Returning home in July, 1856, the regiment was again quartered in Ireland, but sailed in June of the year following for the Cape, on arrival at which port it was ordered to India, owing to the outbreak of the Indian Mutiny. For the 16 months following its disembarkation the 95th was constantly on the march in Central India, fighting under Sir Hugh Rose, and suffering equally from the sun and from the enemy. During this campaign the regiment marched 3,000 miles, and was engaged 14 times under four general officers. The men were ready for fighting of all kinds; they served captured guns, and hunted mutineers as mounted infantry perched upon camels.It fought at Awah, Kotah, the Battle of Kotah-ke-Serai, the siege and capture of the great fortresses of Gwalior and Pouree, and the capture of the rebel camp of Koondryee. Private McQuirt won for the Regiment its first VC at Rowa. The casualties sustained bear happily no comparison with the preceding campaign - two officers and two men being killed and four officers and 23 men being wounded, while one officer, one sergeant, and 34 of other ranks died during the campaign; but no doubt the effects of the exposure remained with the regiment, for on one day five officers and 84 men were struck down by the sun.

At the end of thirteen years of foreign service the 95th returned home under command of Colonel Raines in October, 1870, enjoying for once a long spell of home service, not proceeding abroad again until the end of 1881 - this time to Gibraltar.

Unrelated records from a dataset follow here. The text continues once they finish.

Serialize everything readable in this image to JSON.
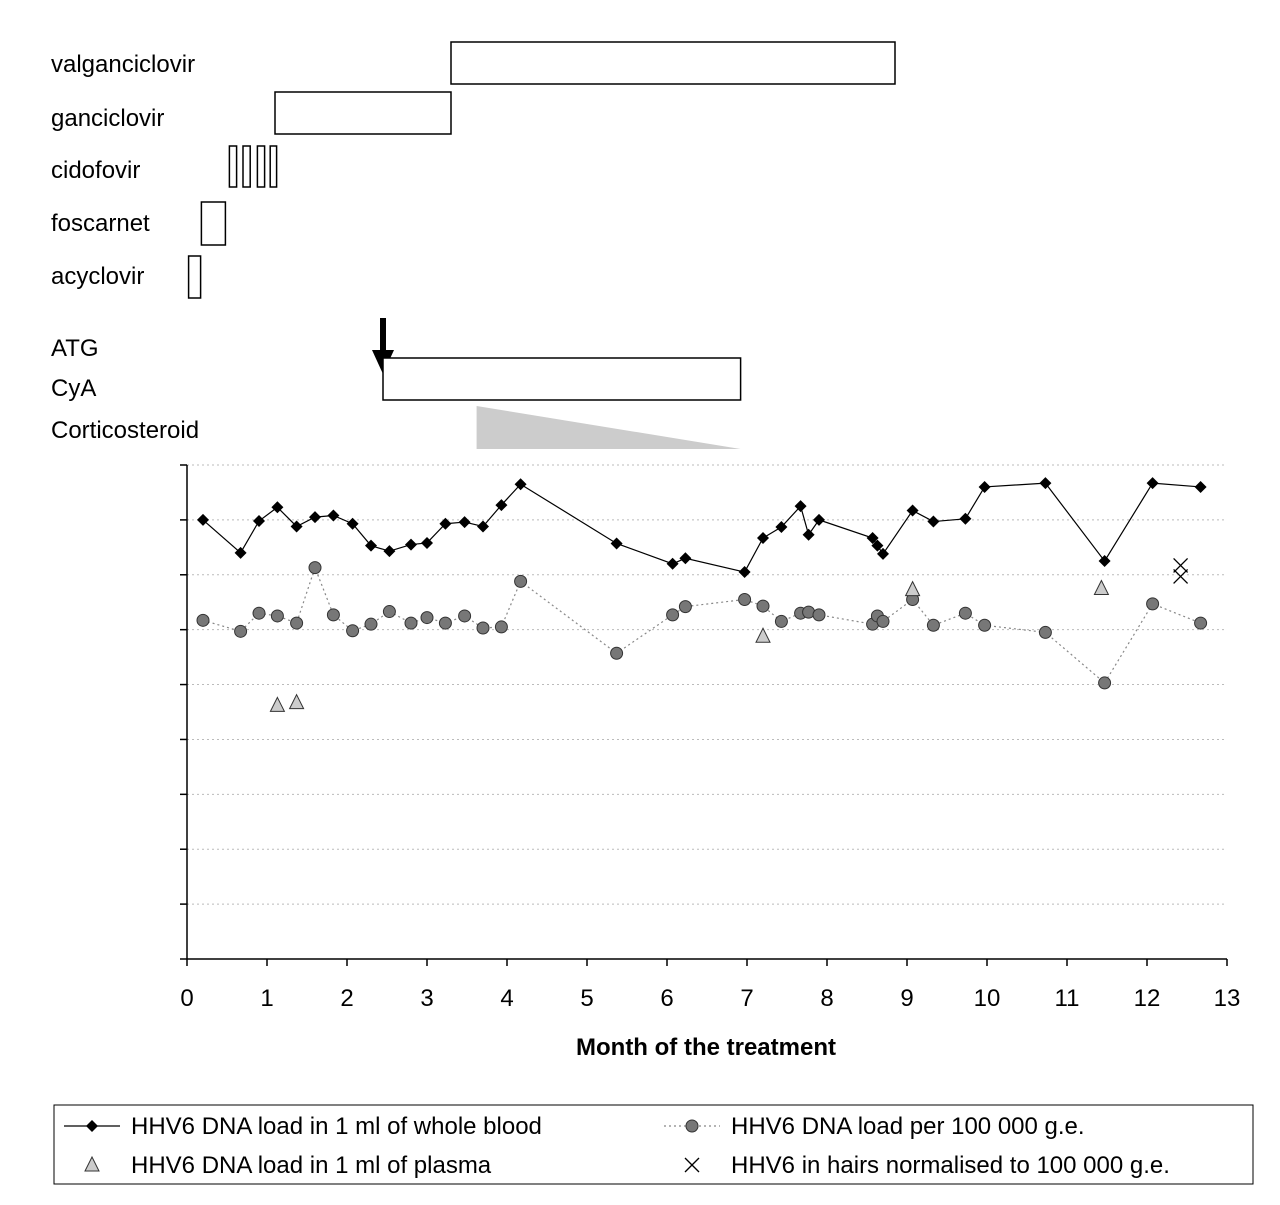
{
  "treatment_labels": {
    "valganciclovir": "valganciclovir",
    "ganciclovir": "ganciclovir",
    "cidofovir": "cidofovir",
    "foscarnet": "foscarnet",
    "acyclovir": "acyclovir",
    "atg": "ATG",
    "cya": "CyA",
    "corticosteroid": "Corticosteroid"
  },
  "treatments": {
    "valganciclovir": [
      3.3,
      8.85
    ],
    "ganciclovir": [
      1.1,
      3.3
    ],
    "cidofovir": [
      [
        0.53,
        0.62
      ],
      [
        0.7,
        0.79
      ],
      [
        0.88,
        0.97
      ],
      [
        1.04,
        1.12
      ]
    ],
    "foscarnet": [
      0.18,
      0.48
    ],
    "acyclovir": [
      0.02,
      0.17
    ],
    "atg": 2.45,
    "cya": [
      2.45,
      6.92
    ],
    "corticosteroid": [
      3.62,
      6.92
    ]
  },
  "colors": {
    "blood": "#000000",
    "ge": "#777777",
    "plasma": "#cccccc",
    "hairs": "#000000",
    "steroid": "#cccccc",
    "grid": "#bbbbbb"
  },
  "chart_data": {
    "type": "scatter",
    "title": "",
    "xlabel": "Month of the treatment",
    "ylabel": "",
    "xlim": [
      0,
      13
    ],
    "ylim": [
      0,
      9
    ],
    "x_ticks": [
      "0",
      "1",
      "2",
      "3",
      "4",
      "5",
      "6",
      "7",
      "8",
      "9",
      "10",
      "11",
      "12",
      "13"
    ],
    "y_grid_values": [
      1,
      2,
      3,
      4,
      5,
      6,
      7,
      8,
      9
    ],
    "grid": "horizontal dotted",
    "legend_position": "bottom",
    "series": [
      {
        "name": "HHV6 DNA load in 1 ml of whole blood",
        "marker": "diamond",
        "line": "solid",
        "x": [
          0.2,
          0.67,
          0.9,
          1.13,
          1.37,
          1.6,
          1.83,
          2.07,
          2.3,
          2.53,
          2.8,
          3.0,
          3.23,
          3.47,
          3.7,
          3.93,
          4.17,
          5.37,
          6.07,
          6.23,
          6.97,
          7.2,
          7.43,
          7.67,
          7.77,
          7.9,
          8.57,
          8.63,
          8.7,
          9.07,
          9.33,
          9.73,
          9.97,
          10.73,
          11.47,
          12.07,
          12.67
        ],
        "y": [
          8.0,
          7.4,
          7.98,
          8.23,
          7.88,
          8.05,
          8.08,
          7.93,
          7.53,
          7.43,
          7.55,
          7.58,
          7.93,
          7.96,
          7.88,
          8.27,
          8.65,
          7.57,
          7.2,
          7.3,
          7.05,
          7.67,
          7.87,
          8.25,
          7.73,
          8.0,
          7.67,
          7.53,
          7.38,
          8.17,
          7.97,
          8.02,
          8.6,
          8.67,
          7.25,
          8.67,
          8.6
        ]
      },
      {
        "name": "HHV6 DNA load per 100 000 g.e.",
        "marker": "circle",
        "line": "dotted",
        "x": [
          0.2,
          0.67,
          0.9,
          1.13,
          1.37,
          1.6,
          1.83,
          2.07,
          2.3,
          2.53,
          2.8,
          3.0,
          3.23,
          3.47,
          3.7,
          3.93,
          4.17,
          5.37,
          6.07,
          6.23,
          6.97,
          7.2,
          7.43,
          7.67,
          7.77,
          7.9,
          8.57,
          8.63,
          8.7,
          9.07,
          9.33,
          9.73,
          9.97,
          10.73,
          11.47,
          12.07,
          12.67
        ],
        "y": [
          6.17,
          5.97,
          6.3,
          6.25,
          6.12,
          7.13,
          6.27,
          5.98,
          6.1,
          6.33,
          6.12,
          6.22,
          6.12,
          6.25,
          6.03,
          6.05,
          6.88,
          5.57,
          6.27,
          6.42,
          6.55,
          6.43,
          6.15,
          6.3,
          6.32,
          6.27,
          6.1,
          6.25,
          6.15,
          6.55,
          6.08,
          6.3,
          6.08,
          5.95,
          5.03,
          6.47,
          6.12
        ]
      },
      {
        "name": "HHV6 DNA load in 1 ml of plasma",
        "marker": "triangle",
        "line": "none",
        "x": [
          1.13,
          1.37,
          7.2,
          9.07,
          11.43
        ],
        "y": [
          4.62,
          4.67,
          5.88,
          6.73,
          6.75
        ]
      },
      {
        "name": "HHV6 in hairs normalised to 100 000 g.e.",
        "marker": "x",
        "line": "none",
        "x": [
          12.42,
          12.42
        ],
        "y": [
          7.17,
          6.97
        ]
      }
    ]
  }
}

It was during these eleven years that two important events took place; the territorial system was inaugurated by the establishment of a regimental depot (26th Brigade Depot) at Derby; and in June, 1881, the numbers of all regiments were abolished, infantry regiments being linked together in pairs under a territorial title, the 45th and 95th becoming respectively the 1st and 2nd Battalion of the Sherwood Foresters, Derbyshire Regiment.